The History of Academical Dress in Europe
Until the End of the Eighteenth Century
By Hargreaves-Mawdsley, W. N.
Oxford University Press 1963
Reprinted Greenwood Press, Inc.
Westport, Connecticut 1978

Origin of Universities

By the twelfth century there had emerged two outstanding seats of learning in Europe, Bologna and Paris. At the first the jurist Irnerius between 1116 and 1140 introduced the Corpus juris civilis to Europe, [1] and at the second a group of masters with the blessing of the Church occupied themselves with the liberal arts and theology. At Paris, by 1150, the theologians occupied the cathedral area and the masters and students of the liberal arts the left bank of the Seine.

The teachers in these two cities attracted audiences from all over Europe, and both teachers and students, in different ways in the two centres, formed voluntary associations for the purpose of organization and protection.
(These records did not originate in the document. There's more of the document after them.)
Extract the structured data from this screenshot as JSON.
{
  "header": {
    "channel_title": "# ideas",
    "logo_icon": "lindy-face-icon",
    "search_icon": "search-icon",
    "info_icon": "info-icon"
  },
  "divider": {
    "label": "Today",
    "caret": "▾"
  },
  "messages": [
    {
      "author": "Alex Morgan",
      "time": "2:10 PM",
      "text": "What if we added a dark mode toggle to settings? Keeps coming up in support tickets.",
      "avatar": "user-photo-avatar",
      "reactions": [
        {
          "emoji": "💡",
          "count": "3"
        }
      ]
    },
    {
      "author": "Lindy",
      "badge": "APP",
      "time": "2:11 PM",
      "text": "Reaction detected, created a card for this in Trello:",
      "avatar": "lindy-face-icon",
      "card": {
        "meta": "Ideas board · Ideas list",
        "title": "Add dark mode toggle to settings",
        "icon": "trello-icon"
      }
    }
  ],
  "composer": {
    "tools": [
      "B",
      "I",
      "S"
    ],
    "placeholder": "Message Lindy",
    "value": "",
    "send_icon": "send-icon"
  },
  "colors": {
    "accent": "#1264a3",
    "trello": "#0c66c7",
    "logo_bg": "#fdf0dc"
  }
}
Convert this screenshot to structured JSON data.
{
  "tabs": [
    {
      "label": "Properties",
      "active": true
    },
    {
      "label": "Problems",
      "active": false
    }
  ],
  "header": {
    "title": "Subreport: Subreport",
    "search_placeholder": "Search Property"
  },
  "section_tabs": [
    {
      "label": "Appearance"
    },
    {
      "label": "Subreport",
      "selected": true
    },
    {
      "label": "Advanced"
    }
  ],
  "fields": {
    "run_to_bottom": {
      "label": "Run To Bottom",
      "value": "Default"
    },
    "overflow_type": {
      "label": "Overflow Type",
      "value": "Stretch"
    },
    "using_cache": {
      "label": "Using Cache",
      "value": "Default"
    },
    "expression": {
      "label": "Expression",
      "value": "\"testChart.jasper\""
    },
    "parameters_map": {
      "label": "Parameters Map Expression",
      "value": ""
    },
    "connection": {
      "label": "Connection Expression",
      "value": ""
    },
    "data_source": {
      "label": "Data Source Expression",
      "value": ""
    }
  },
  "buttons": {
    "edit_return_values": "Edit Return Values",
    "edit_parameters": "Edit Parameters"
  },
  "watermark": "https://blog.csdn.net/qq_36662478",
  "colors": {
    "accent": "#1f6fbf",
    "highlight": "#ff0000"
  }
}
These recognized groups in these two cities were known as studia, that is, schools of general repute, but elsewhere, in fact wherever a cathedral chapter had a school whose fame extended beyond its own locality, studia existed.[2]

Only the studia of Bologna and Paris, and a little later Oxford, reached the next stage in their development. As they grew in size and scope faculties were organized and officers appointed. The seal of their success was set upon them when they were recognized by the Holy See, for they were then accepted everywhere. They were, as studia generalia, free of the threat of royal or civic interference, or from the undue influence of the chancellor of the neighboring cathedral. Paris gained this distinction before Bologna, which the Emperor Frederick Barbarossa had in 1158 taken under his wing in opposition to the pope’s Paris. In this case the poiwer of the emperor was almost equal to the prestige of the pope, and under his patronage Bologna flourished as it never did again.[3] In the course of the thirteenth century the term universitas, a word used in Roman law for any kind of corporation,[4] supplanted that of stadium generale and acquired its modern sense of universitas litterarum.

The universities of Paris, famed for theology and the liberal arts and patronized by the papacy, and Bologna, notable for law and with a development under imperial auspices, were the models for the systems which were adopted by the other universities of Europe when they came into being. Paris, whose government was carried out by the masters, the masters constituting the university, was the prototype of the majority of the universities of northern Europe. Bologna, on the other hand, was rather a guild of students, who as a body possessed the supreme active power, while the professors formed themselves into a college of masters isolated from the students, and so outside the great university corporation which the students formed. This system was followed in general by the universities of southern Europe. The third great university of the Middle Ages was Oxford, which followed Paris. These three universities were the only ones founded ex consuetudine, that is they were already in existences as studia generalia in all but name when recognized by the pope. All the rest that followed were either founded by potentates and recognized in time by the papacy, or were founded by the papacy for the furtherance of its own influenced, and as their origin was ex privilegio they never enjoyed the same glory.


[1] In this section and in Section 5 on the occasions when no other reference is given I have relied on H. Rashdall, The Universities of Europe in the Middle Ages, ed. F.M. Powicke and A.B. Emden, 3 vols, 1933-5.
[2] There is a general account of the development of the schools of cathedral chapters in A.F. Leach, The schools of Medieval England, chap. Viii.
[3] C.H. Haskins, The Rise of Universities, as for instance on p. 13, deals with the rise of the studia generalia.
[4] F.K. von Savigny, Histoire du droit romain au moyen âge, iii. 295, § 154.